Spotted Bass: Logan Martin Lake

As summer ends, the weather is still hot and fishing can be tough. The shad on Logan Martin have spawned three to six times since March and bass can easily select from the menu of available sizes. Fortunately, stable fishing conditions in September produce predictable behavior for spotted bass weighing up to 3 pounds.

Logan Martin’s three most effective late-summer patterns are main lake points with manmade brush piles, main lake humps and the submerged river channel.

In early morning, work points with either a Zara Spook or fast moving jerk bait. When the bite dies, try the deepwater hump just upstream from the dam or the old river ledge mid-lake. Crankbaits, heavy spinnerbaits and jigs work best for this structure when the water is moving.

Flathead Catfish: Millers Ferry

On Millers Ferry, yellow cats remain in a solid summer pattern that produces good numbers of fish with the occasional big fish exceeding 30 pounds. Although, the small 5 pounders taste best.

Flatheads hold in prime river holes, which are outside bends with a tangle of old snags. The best fishing is after sunset, especially if there is a current.

Anchor upstream from the hole, and fish one bait shallow and the other on the bottom. To satisfy the appetite of old whiskers, live bait is essential, and many anglers prefer bream.

For current fishing information, call or visit the Millers Ferry Marina located off Highway 28, (334) 682-5125. Hours of generation for the lake are available by calling (334) 682-4655.

Flathead Catfish: Warrior River

In September, the tributaries of the Warrior River hold jumbo flatheads weighing 20 to 40 pounds. The big cats move into the feeder creeks in the spring and stay until late fall. Anglers have found that hard-bottom creeks with holes at least 12 feet deep can hold huge catfish.

As you move up the creek, look for logjams next to deep holes on outside bends. These are major daytime resting areas. Fish the shallow flats upstream from these holes from sunset to midnight.
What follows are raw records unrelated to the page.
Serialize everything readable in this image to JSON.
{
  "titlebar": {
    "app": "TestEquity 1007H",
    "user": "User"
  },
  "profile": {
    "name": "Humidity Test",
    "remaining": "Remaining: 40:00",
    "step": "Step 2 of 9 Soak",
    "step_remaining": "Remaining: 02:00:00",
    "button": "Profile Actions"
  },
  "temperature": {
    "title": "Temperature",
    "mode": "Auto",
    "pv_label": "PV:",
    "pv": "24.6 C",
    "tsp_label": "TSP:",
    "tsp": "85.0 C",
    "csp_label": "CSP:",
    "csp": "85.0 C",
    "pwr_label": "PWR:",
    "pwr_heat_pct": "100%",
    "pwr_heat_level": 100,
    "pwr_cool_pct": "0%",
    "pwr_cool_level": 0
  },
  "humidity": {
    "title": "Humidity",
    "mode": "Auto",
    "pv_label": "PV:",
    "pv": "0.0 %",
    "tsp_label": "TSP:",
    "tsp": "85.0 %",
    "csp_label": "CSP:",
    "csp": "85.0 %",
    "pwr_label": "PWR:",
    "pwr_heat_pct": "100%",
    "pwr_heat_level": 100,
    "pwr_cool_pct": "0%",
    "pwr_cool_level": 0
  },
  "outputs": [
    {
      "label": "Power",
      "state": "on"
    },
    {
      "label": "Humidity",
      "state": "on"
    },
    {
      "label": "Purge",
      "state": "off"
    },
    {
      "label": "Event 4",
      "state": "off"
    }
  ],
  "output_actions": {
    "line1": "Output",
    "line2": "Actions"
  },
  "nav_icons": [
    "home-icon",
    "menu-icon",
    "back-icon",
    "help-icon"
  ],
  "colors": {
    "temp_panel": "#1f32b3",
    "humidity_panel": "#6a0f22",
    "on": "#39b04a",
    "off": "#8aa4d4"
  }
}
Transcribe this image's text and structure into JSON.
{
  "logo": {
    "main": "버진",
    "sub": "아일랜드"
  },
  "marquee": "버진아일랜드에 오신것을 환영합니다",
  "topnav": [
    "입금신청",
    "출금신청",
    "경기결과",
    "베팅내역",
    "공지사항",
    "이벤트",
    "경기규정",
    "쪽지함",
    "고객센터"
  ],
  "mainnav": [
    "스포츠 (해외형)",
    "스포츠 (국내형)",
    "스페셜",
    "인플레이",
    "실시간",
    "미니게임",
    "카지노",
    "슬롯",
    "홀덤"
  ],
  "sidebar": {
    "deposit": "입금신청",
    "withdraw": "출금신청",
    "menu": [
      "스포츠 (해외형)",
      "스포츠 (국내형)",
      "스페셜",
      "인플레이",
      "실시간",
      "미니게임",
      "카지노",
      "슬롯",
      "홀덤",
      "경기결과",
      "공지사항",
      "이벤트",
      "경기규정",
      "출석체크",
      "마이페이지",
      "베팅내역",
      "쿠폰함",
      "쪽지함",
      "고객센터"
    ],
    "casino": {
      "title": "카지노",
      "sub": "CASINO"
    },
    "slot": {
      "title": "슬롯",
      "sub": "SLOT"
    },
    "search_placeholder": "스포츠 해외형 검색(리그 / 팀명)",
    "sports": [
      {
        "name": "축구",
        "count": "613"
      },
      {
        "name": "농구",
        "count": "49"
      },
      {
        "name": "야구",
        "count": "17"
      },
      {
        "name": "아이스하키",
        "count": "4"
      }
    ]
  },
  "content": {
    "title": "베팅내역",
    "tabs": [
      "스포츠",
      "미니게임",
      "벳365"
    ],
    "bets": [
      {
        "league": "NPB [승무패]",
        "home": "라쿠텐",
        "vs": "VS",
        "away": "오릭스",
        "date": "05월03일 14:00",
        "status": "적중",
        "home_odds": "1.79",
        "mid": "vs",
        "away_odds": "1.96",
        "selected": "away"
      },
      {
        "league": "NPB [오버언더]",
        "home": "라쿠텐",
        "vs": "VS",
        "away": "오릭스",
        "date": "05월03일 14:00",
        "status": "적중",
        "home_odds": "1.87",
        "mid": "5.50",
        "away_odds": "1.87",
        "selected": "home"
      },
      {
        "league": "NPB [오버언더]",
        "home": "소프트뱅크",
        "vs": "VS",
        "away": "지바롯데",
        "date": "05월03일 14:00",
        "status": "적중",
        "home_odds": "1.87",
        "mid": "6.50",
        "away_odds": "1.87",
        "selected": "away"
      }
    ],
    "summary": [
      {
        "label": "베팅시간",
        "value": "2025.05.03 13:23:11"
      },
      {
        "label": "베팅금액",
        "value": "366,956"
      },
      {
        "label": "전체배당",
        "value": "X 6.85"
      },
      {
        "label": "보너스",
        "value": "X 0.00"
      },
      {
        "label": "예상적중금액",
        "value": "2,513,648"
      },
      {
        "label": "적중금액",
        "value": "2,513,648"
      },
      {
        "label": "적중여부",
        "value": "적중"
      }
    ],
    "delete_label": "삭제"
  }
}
The most effective bait is a live gizzard shad fished on a slip-sinker rig with a 3-foot leader.

Striped Bass: Lake Martin

“Striped bass fishing improves in October as the water cools,” said veteran striper guide Steve Smith (205-365-5226).  “The cooler temperatures allow the stripers to follow shad into the river and creeks. When they migrate to shallower water, I focus on fishing Hillabee and Coley creeks and upriver in the shoals area.”
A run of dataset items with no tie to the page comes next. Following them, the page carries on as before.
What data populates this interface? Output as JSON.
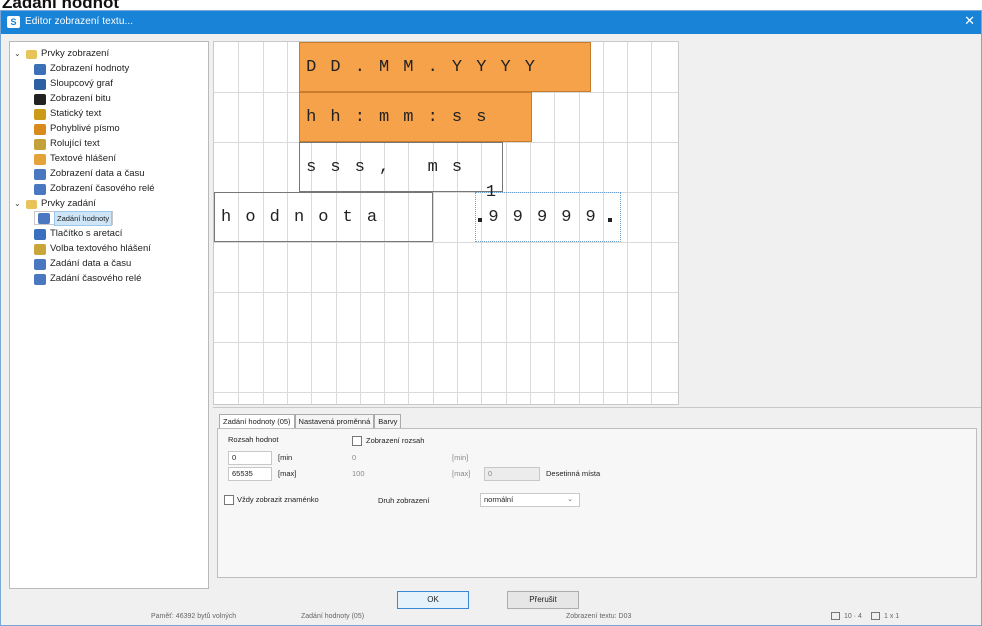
{
  "heading": "Zadání hodnot",
  "window": {
    "title": "Editor zobrazení textu...",
    "close": "✕"
  },
  "tree": {
    "groups": [
      {
        "label": "Prvky zobrazení",
        "items": [
          "Zobrazení hodnoty",
          "Sloupcový graf",
          "Zobrazení bitu",
          "Statický text",
          "Pohyblivé písmo",
          "Rolující text",
          "Textové hlášení",
          "Zobrazení data a času",
          "Zobrazení časového relé"
        ]
      },
      {
        "label": "Prvky zadání",
        "items": [
          "Zadání hodnoty",
          "Tlačítko s aretací",
          "Volba textového hlášení",
          "Zadání data a času",
          "Zadání časového relé"
        ]
      }
    ],
    "selected": "Zadání hodnoty"
  },
  "canvas": {
    "row1": [
      "D",
      "D",
      ".",
      "M",
      "M",
      ".",
      "Y",
      "Y",
      "Y",
      "Y"
    ],
    "row2": [
      "h",
      "h",
      ":",
      "m",
      "m",
      ":",
      "s",
      "s"
    ],
    "row3": [
      "s",
      "s",
      "s",
      ",",
      "",
      "m",
      "s"
    ],
    "row4_label": [
      "h",
      "o",
      "d",
      "n",
      "o",
      "t",
      "a"
    ],
    "row4_value": [
      "9",
      "9",
      "9",
      "9",
      "9"
    ],
    "index_marker": "1"
  },
  "tabs": [
    "Zadání hodnoty (05)",
    "Nastavená proměnná",
    "Barvy"
  ],
  "form": {
    "range_label": "Rozsah hodnot",
    "min_value": "0",
    "max_value": "65535",
    "min_unit": "[min",
    "max_unit": "[max]",
    "show_range_label": "Zobrazení rozsah",
    "show_min_value": "0",
    "show_max_value": "100",
    "show_min_unit": "[min]",
    "show_max_unit": "[max]",
    "decimals_value": "0",
    "decimals_label": "Desetinná místa",
    "always_sign_label": "Vždy zobrazit znaménko",
    "display_type_label": "Druh zobrazení",
    "display_type_value": "normální"
  },
  "buttons": {
    "ok": "OK",
    "cancel": "Přerušit"
  },
  "status": {
    "memory": "Paměť: 46392 bytů volných",
    "element": "Zadání hodnoty (05)",
    "view": "Zobrazení textu: D03",
    "grid": "10 · 4",
    "zoom": "1 x 1"
  },
  "colors": {
    "accent": "#1883d7",
    "highlight": "#f5a24b"
  }
}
On some of his best days in October, Smith has caught as many as 28 fish. With the double stocking by the state some years ago, he expects a large population of 20-pound fish in 2018. “When you find them,” he said, “the fish are fairly concentrated and the fishing is good.”

To catch stripers chasing shallow baitfish, Smith deploys planner boards and rigs the bait so that it appears free-swimming about 35 feet behind side planer boards. For bait, he uses gizzard shad and redhorse suckers, which he catches from the Neely Henry tailrace.

Spotted Bass: Smith Lake

“On a good day in October,” revealed winning tournament angler and guide Craig Daniel (256 347-4096) of Cullman, “an angler can catch 50 spotted bass on Smith. The fish will weigh 2 ½ to 3 pounds and will be fat from eating blueback herring.”
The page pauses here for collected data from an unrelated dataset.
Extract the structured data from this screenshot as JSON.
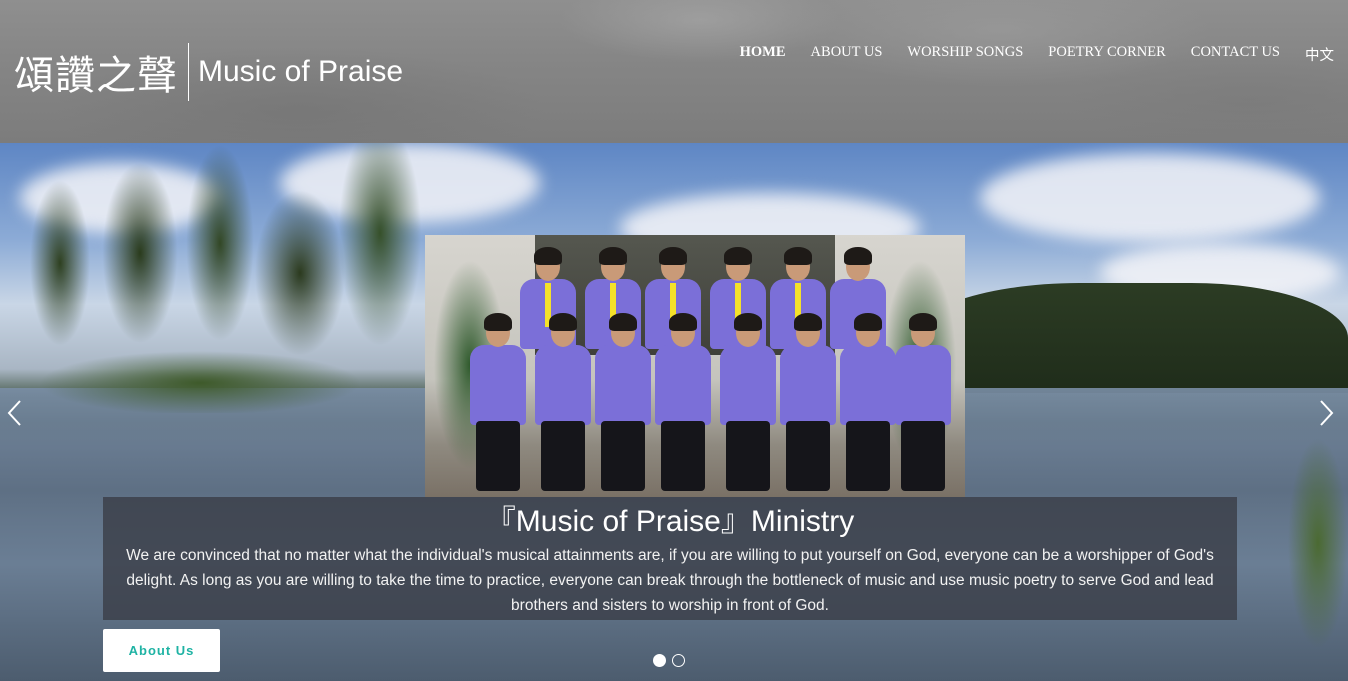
{
  "header": {
    "logo_cn": "頌讚之聲",
    "logo_en": "Music of Praise",
    "nav": [
      {
        "label": "HOME",
        "active": true
      },
      {
        "label": "ABOUT US",
        "active": false
      },
      {
        "label": "WORSHIP SONGS",
        "active": false
      },
      {
        "label": "POETRY CORNER",
        "active": false
      },
      {
        "label": "CONTACT US",
        "active": false
      },
      {
        "label": "中文",
        "active": false
      }
    ]
  },
  "slider": {
    "title": "『Music of Praise』Ministry",
    "text": "We are convinced that no matter what the individual's musical attainments are, if you are willing to put yourself on God, everyone can be a worshipper of God's delight. As long as you are willing to take the time to practice, everyone can break through the bottleneck of music and use music poetry to serve God and lead brothers and sisters to worship in front of God.",
    "button_label": "About Us",
    "slide_count": 2,
    "active_slide": 1,
    "prev_icon": "chevron-left-icon",
    "next_icon": "chevron-right-icon"
  },
  "colors": {
    "accent": "#1fb3a4",
    "uniform": "#7b6fd8",
    "tie": "#f4e12a"
  }
}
To find spots, Daniel looks for herring, as it is the most important factor in finding fish. He says sometimes the herring give their location away when fish are busting them on the surface, but mostly he relies on sonar to search for them at depths of 5 to 12 feet.

“The best lures that time of the year,” revealed Daniel, “are Zara Spooks and buzzbaits.”

Crappies: Lake Eufaula

Crappie enthusiast recognize Eufaula as a lake where they have the potential to catch heavy slabs weighing more than 2 pounds, as well as good numbers of quality fish. Biologists report an abundance of 10-inch crappie.

As waters cool this month, fishing transitions from a summer to a fall pattern. Hungry crappie form schools in pursue of baitfish in the creeks. They often follow creek channels when stalking shad.

To find crappie, use sonar to locate schools of baitfish about halfway back in the creeks, then slowly troll jigs or minnows through the area. Creeks known to hold fish in the fall are: Barbour, No Name, Rood, Wylaunee, and Cowikee’s two forks.